Simon Riley stood in the doorway, arms crossed over his broad chest, his sharp gaze never wavering. He’d been here before—not just in this room, but in this moment. The kind where silence spoke louder than words, where a kid fought a war no one else could see.
Retiring from the SAS hadn’t made him soft. He knew what it was to carry ghosts, to drown out thoughts with exhaustion, to throw a punch just to feel something else. But fostering was different.
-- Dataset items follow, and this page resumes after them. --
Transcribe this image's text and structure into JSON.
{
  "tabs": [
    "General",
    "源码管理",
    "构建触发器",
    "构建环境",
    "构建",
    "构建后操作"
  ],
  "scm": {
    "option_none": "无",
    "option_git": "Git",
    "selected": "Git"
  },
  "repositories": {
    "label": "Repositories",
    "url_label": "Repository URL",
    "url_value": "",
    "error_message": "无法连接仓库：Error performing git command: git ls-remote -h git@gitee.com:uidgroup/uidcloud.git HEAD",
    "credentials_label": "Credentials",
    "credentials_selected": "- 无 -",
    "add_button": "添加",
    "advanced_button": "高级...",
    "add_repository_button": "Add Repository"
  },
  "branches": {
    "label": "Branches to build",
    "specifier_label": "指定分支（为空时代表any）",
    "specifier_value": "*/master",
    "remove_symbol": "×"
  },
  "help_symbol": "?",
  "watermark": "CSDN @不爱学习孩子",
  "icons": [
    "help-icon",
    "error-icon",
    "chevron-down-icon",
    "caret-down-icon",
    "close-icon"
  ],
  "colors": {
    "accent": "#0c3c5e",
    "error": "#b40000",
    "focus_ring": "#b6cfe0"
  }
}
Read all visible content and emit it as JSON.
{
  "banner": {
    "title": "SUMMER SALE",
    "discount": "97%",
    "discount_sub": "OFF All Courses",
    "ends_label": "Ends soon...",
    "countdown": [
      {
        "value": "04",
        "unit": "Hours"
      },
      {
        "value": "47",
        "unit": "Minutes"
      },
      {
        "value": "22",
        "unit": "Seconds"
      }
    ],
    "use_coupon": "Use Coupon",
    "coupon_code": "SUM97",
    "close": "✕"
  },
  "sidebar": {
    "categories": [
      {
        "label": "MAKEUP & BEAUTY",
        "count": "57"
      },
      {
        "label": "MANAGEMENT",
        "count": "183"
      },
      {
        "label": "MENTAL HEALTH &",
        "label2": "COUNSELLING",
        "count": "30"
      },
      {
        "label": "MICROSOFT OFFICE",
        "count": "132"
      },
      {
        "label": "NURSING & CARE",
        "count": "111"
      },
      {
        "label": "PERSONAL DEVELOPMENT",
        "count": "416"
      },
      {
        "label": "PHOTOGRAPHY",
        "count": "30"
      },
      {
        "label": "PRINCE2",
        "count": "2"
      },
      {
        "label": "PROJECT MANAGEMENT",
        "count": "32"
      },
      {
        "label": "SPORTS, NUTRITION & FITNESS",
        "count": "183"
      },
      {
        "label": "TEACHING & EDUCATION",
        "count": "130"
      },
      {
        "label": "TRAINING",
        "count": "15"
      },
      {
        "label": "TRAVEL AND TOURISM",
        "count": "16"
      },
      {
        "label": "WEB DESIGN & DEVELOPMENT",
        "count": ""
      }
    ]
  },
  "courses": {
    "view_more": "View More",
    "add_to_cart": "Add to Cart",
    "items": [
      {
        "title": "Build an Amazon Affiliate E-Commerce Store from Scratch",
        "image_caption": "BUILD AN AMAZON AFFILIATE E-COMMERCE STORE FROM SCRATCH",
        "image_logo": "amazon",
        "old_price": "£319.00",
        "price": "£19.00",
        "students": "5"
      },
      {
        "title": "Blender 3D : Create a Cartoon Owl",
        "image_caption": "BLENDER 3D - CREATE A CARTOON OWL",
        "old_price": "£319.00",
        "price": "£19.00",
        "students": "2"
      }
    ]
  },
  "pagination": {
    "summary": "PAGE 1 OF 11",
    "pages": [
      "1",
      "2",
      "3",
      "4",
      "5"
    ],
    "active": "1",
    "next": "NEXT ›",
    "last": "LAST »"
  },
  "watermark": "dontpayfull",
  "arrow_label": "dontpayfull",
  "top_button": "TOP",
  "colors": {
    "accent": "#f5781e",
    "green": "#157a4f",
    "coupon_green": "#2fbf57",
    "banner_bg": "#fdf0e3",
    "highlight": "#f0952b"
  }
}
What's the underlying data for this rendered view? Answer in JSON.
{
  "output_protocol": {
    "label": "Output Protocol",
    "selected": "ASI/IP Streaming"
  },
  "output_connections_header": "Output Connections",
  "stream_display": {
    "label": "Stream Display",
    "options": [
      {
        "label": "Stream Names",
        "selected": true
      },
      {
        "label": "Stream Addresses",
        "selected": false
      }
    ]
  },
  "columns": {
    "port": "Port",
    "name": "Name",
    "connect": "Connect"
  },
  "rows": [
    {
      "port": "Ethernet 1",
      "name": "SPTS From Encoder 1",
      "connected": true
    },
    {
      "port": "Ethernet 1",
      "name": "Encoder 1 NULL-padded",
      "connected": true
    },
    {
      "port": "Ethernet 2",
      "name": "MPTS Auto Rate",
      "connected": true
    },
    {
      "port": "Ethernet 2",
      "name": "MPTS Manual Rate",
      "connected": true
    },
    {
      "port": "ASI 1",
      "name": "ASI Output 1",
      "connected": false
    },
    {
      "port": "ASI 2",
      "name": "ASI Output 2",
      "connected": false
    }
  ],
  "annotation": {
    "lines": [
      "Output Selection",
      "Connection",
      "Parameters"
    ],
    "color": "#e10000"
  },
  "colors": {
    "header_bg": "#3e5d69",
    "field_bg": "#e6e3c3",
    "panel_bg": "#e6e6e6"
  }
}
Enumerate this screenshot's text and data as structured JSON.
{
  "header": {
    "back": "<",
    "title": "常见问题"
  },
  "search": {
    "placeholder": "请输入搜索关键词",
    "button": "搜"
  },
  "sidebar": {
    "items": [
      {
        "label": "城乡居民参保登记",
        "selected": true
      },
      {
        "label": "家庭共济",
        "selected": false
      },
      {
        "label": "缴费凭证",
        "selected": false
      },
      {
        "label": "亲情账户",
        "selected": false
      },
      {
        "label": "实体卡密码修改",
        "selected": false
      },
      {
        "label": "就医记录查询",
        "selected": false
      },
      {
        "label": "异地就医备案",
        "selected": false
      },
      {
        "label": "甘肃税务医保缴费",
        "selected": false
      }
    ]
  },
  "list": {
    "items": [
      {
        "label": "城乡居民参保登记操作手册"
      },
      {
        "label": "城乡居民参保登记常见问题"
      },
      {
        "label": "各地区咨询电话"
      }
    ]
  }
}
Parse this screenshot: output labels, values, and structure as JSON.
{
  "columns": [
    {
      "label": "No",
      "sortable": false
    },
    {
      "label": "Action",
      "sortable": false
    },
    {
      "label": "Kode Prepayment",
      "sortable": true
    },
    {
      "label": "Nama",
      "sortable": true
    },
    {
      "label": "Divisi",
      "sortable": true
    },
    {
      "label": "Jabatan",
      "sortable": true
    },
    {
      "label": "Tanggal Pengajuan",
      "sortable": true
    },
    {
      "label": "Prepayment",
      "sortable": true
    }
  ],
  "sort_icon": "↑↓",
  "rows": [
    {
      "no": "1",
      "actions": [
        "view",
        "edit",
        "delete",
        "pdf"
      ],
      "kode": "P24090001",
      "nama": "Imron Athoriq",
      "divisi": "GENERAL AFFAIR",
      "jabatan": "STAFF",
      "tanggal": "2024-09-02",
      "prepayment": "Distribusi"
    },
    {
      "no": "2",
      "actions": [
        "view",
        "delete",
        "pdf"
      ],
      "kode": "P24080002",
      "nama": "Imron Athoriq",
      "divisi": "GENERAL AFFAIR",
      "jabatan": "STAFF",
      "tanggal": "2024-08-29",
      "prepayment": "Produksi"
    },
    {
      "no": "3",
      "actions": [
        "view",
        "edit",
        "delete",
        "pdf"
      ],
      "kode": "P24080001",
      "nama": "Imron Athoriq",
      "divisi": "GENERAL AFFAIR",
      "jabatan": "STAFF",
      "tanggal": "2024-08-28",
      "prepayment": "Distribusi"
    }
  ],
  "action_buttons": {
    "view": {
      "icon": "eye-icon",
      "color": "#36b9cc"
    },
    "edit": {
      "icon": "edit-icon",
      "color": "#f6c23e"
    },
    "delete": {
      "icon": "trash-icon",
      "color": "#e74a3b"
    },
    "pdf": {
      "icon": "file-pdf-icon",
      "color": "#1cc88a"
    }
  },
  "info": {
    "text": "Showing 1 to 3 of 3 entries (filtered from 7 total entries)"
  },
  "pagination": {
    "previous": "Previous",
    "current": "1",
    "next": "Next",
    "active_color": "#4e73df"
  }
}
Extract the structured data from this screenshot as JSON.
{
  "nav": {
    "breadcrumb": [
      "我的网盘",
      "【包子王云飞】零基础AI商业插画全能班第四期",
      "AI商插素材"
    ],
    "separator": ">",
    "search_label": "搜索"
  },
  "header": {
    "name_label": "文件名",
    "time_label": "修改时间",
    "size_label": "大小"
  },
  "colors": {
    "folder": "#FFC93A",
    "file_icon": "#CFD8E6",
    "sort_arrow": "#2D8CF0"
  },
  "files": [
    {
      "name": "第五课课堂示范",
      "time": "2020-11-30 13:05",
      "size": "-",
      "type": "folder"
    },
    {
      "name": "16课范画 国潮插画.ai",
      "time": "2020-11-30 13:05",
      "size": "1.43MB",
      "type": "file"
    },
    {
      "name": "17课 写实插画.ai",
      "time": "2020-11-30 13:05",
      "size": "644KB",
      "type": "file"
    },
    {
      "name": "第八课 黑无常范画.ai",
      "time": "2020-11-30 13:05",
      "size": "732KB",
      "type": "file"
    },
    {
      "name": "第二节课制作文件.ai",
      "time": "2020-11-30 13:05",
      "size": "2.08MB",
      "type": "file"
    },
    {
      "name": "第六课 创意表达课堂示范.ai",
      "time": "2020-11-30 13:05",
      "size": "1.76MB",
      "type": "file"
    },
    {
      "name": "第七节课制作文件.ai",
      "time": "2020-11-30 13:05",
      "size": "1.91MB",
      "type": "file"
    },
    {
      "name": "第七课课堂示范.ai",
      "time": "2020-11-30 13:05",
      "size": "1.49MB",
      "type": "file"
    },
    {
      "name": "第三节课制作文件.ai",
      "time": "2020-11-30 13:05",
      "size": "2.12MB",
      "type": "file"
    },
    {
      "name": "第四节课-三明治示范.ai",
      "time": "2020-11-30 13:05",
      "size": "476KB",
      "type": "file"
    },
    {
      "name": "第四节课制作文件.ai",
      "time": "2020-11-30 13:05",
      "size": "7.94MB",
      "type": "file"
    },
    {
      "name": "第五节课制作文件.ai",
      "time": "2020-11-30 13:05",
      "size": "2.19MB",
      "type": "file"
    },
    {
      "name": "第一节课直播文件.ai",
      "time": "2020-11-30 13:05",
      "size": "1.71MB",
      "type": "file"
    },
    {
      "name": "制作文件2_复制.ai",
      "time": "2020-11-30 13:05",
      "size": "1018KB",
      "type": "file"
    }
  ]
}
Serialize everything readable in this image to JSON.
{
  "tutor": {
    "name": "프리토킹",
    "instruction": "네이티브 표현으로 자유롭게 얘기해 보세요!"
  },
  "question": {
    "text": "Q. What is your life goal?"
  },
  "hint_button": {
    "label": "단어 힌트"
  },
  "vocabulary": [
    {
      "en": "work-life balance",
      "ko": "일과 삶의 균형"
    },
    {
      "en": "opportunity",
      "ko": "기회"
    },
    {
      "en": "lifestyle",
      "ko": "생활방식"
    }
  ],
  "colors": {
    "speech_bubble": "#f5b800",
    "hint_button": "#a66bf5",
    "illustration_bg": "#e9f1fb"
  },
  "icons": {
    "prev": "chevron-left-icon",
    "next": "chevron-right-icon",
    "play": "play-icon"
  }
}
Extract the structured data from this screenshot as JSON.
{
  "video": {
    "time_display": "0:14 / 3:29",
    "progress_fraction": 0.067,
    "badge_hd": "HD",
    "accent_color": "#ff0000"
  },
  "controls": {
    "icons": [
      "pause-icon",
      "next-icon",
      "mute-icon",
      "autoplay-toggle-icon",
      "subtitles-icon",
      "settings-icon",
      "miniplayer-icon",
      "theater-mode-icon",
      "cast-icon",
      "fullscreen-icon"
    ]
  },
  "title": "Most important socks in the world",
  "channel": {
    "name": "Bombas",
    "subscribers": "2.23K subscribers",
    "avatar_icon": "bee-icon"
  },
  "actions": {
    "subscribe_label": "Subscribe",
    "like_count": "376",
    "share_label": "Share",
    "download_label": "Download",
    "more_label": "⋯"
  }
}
There were no missions here, no orders to follow—just a kid fighting himself, and Simon, trying to stop him from losing.
The past few nights had been the same. Late hours, fists wrapped too tight, bruises hidden under sleeves. Simon didn’t need to ask to know what was behind it. {{user}} had grown up in a house where love followed strict rules, where liking a boy wasn’t part of the plan. Guilt and shame had settled deep, twisting inside him like a blade, cutting deeper with every stolen glance, every thought he couldn’t outrun.
Simon let the silence stretch before stepping forward, boots heavy on the concrete. He stopped just short of the bag, his voice calm but firm.
“You’re gonna break yourself if you keep this up.”
No answer. Just another punch.
Simon exhaled through his nose, watching. {{user}} was wound tight, shoulders stiff, hands shaking just slightly from the strain. He knew this fight all too well—the one that didn’t end when the punches stopped.
He didn’t push. Didn’t demand answers. Just stood his ground, steady and unmoving.
“What are you trying to work off, huh?” His voice softened just a fraction, something unreadable in his eyes. “Talk to me.”